The Accept PayPal Payments using Contact Form 7 plugin for WordPress (<= 4.0.5) is vulnerable to unauthorized access because it lacks capability checks on AJAX handlers responsible for updating plugin settings. This allows unauthenticated attackers to modify sensitive configurations, such as the recipient's PayPal email address, potentially hijacking payments.

Vulnerable Code

// contact-form-7-paypal-extension.php

add_action('wp_ajax_nopriv_cf7_paypal_save_settings', 'cf7_paypal_save_settings');
add_action('wp_ajax_cf7_paypal_save_settings', 'cf7_paypal_save_settings');

function cf7_paypal_save_settings() {
    // Vulnerability: No capability check (e.g., current_user_can('manage_options'))
    // Only relies on nonce for CSRF, but nopriv allows unauthenticated access
    if ( isset( $_POST['paypal_email'] ) ) {
        $settings = get_option( 'cf7_paypal_settings', array() );
        $settings['paypal_email'] = sanitize_email( $_POST['paypal_email'] );
        update_option( 'cf7_paypal_settings', $settings );
        echo 'success';
    }
    wp_die();
}

Security Fix

--- a/contact-form-7-paypal-extension.php
+++ b/contact-form-7-paypal-extension.php
@@ -10,6 +10,10 @@
 function cf7_paypal_save_settings() {
+    if ( ! current_user_can( 'manage_options' ) ) {
+        wp_die( __( 'You do not have sufficient permissions to access this page.' ) );
+    }
+    check_ajax_referer( 'cf7_paypal_nonce', 'security' );
     if ( isset( $_POST['paypal_email'] ) ) {
         $settings = get_option( 'cf7_paypal_settings', array() );

Exploit Outline

The exploit targets the AJAX endpoint /wp-admin/admin-ajax.php.
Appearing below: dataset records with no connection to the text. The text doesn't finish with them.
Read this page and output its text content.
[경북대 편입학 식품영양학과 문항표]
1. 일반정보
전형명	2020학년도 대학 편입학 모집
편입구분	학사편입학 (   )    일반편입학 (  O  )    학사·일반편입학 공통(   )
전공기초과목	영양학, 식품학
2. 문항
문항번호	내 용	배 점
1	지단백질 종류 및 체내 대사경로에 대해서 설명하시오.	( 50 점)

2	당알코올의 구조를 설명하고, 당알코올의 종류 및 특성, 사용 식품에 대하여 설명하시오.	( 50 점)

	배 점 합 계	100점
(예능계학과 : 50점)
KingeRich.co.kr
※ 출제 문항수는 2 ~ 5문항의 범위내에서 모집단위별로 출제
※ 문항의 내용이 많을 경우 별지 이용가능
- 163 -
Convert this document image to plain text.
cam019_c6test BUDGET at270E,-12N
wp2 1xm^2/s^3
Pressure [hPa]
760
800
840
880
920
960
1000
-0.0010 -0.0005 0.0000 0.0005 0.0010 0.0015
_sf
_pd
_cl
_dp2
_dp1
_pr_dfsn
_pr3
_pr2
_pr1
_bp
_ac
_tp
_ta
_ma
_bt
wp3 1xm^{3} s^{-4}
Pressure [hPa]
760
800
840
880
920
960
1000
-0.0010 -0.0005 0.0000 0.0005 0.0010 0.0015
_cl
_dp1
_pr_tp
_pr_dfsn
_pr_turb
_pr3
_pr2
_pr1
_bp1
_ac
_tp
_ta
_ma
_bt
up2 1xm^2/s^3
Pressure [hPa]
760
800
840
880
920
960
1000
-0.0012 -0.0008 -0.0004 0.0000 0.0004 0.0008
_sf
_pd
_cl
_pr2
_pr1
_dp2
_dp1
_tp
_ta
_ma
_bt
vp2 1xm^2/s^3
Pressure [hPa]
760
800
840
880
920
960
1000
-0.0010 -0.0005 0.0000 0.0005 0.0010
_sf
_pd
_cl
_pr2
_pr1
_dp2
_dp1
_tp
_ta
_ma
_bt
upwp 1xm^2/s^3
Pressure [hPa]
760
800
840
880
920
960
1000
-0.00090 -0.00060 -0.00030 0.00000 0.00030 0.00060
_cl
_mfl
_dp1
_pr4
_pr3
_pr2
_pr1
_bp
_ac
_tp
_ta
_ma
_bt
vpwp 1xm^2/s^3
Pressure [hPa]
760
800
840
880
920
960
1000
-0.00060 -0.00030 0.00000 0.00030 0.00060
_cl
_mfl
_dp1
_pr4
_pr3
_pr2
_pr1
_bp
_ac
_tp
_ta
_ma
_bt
An unauthenticated attacker first retrieves a valid nonce by visiting a public page where the plugin's shortcode or scripts are loaded (the nonce is often localized in a JavaScript object). The attacker then sends a POST request to the AJAX endpoint with the 'action' parameter set to the vulnerable handler (e.g., 'cf7_paypal_save_settings') and a 'paypal_email' parameter containing the attacker's email address. Because the server-side callback function lacks a 'current_user_can' check, it accepts the update from any user, effectively redirecting all future PayPal payments from the site's forms to the attacker's account.